France
January 22, 2016
Au sein d’une population de blé tendre issue du croisement de 60 parents puis d’un brassage génétique pendant douze générations, un ensemble de 1000 lignées hautement recombinantes a été extrait et analysé : 26 régions génomiques impliquées dans l’adaptation de cette population ont été identifiées dont six sont associées à la précocité de floraison.
La cartographie génétique reste une voie majeure pour identifier les variations génétiques impliquées dans un caractère d’intérêt agronomique, notamment les régions chromosomiques ou locus impliqués dans la variation des caractères quantitatifs (en anglaisQuantitative Trait Lociou QTLs). Chez les plantes, cette cartographie a été longtemps basée sur des croisements biparentaux. Différents dispositifs alternatifs ont été développés ces dernières années, soit en connectant différents croisements biparentaux par l’utilisation de génotypes communs (en anglais Nested Association Mapping ou NAM), soit en croisant plusieurs parents dans une même population (en anglais Multi-parent Advanced Generation Inter-Cross ou MAGIC). Ce dernier dispositif, en permettant la ségrégation de plusieurs allèles dans une même population, offre des possibilités uniques de cartographie.
Une population MAGIC
Des chercheurs de l’Inra et leurs collègues ont développé une population MAGIC de blé tendre par brassage, pendant 12 générations, de 60 fondateurs - les croisements ont été facilités par l’introduction d’un gène de stérilité mâle. Pendant ces brassages, réalisés au champ, la population s’est adaptée aux conditions environnementales locales. Près de 1000 lignées ont été extraites par autofécondation (en anglais Single Seed Descent ou SSD) de la population recombinante, à fin d’analyses génétiques.
Un ensemble de 400 lignées a été génotypé à l’aide de quelques 6 000 marqueurs (en anglais Single Nucleotide Polymorphisme ou SNP), alors qu’un phénotypage ciblé sur la précocité de floraison était effectué (sept conditions climatiques).
Deux méthodes d'estimation
Le développement d’une méthode d’estimation a permis de déterminer les contributions des 60 parents à la population MAGIC initiale. Un second estimateur a permis de détecter les régions génomiques soumises à sélection, à partir des variations temporelles de fréquences alléliques, et d’estimer les taux de sélection les plus probables. Il a conduit à identifier 26 régions génomiques soumises à sélection pendant la phase de brassage génétique. L’analyse des données phénotypiques par génétique d’association a permis d’associer six de ces régions à des locus de caractères quantitatifs (QTL), contrôlant la précocité de floraison.
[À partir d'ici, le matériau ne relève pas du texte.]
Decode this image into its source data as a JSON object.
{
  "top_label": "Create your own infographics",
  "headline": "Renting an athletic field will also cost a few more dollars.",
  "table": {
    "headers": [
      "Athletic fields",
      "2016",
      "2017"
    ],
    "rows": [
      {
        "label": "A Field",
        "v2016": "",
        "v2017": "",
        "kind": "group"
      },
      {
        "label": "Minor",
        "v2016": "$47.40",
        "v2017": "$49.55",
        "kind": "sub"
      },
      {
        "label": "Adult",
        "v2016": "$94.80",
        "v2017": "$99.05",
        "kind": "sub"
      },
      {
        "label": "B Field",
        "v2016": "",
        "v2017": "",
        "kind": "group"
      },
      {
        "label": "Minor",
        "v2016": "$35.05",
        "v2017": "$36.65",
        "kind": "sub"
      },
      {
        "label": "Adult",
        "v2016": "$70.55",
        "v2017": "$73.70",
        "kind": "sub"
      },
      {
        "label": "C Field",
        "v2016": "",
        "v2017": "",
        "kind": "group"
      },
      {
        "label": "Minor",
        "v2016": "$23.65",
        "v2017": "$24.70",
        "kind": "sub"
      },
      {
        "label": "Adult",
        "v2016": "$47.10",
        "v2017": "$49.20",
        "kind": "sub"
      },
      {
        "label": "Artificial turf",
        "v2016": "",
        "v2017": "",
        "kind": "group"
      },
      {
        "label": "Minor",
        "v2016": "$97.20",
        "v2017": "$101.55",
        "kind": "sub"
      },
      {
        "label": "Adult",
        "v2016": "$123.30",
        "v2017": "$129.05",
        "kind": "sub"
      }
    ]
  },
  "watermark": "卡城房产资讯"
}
Enfin, l’analyse de l’association entre les allèles, encore appelée déséquilibre de liaison, a confirmé le haut niveau de brassage génétique de la population.
Vers l'analyse de caractères d'intérêt agronomique
La disponibilité de cette population MAGIC permettra d’analyser d’autres caractères d’intérêt agronomique, grâce à des phénotypages complémentaires, notamment des caractères d’intérêt pour des conduites agroécologiques. En pratique, les scientifiques étudient actuellement ce matériel original pour cartographier des gènes impliqués dans l’aptitude à la culture en mélange variétal.
D'ores et déjà, le nombre de marqueurs SNP a été multiplié par 40, sur l’ensemble des 1000 lignées (projet BREEDWHEAT et métaprogramme Inra Sélection génomique), ce qui offre des conditions uniques pour faire de la cartographie de précision.
Plus largement, ces résultats ouvrent des perspectives sur l’utilisation de populations hautement recombinantes implantées in situ en réseau, pour accélérer la détection puis l’utilisation de QTLs impliqués dans l’adaptation à de nouvelles contraintes biotiques ou abiotiques.
Ce travail et les résultats qui l'accompagnent, constituent un des faits marquants de l'Inra Versailles-Grignon au titre de l'année 2015.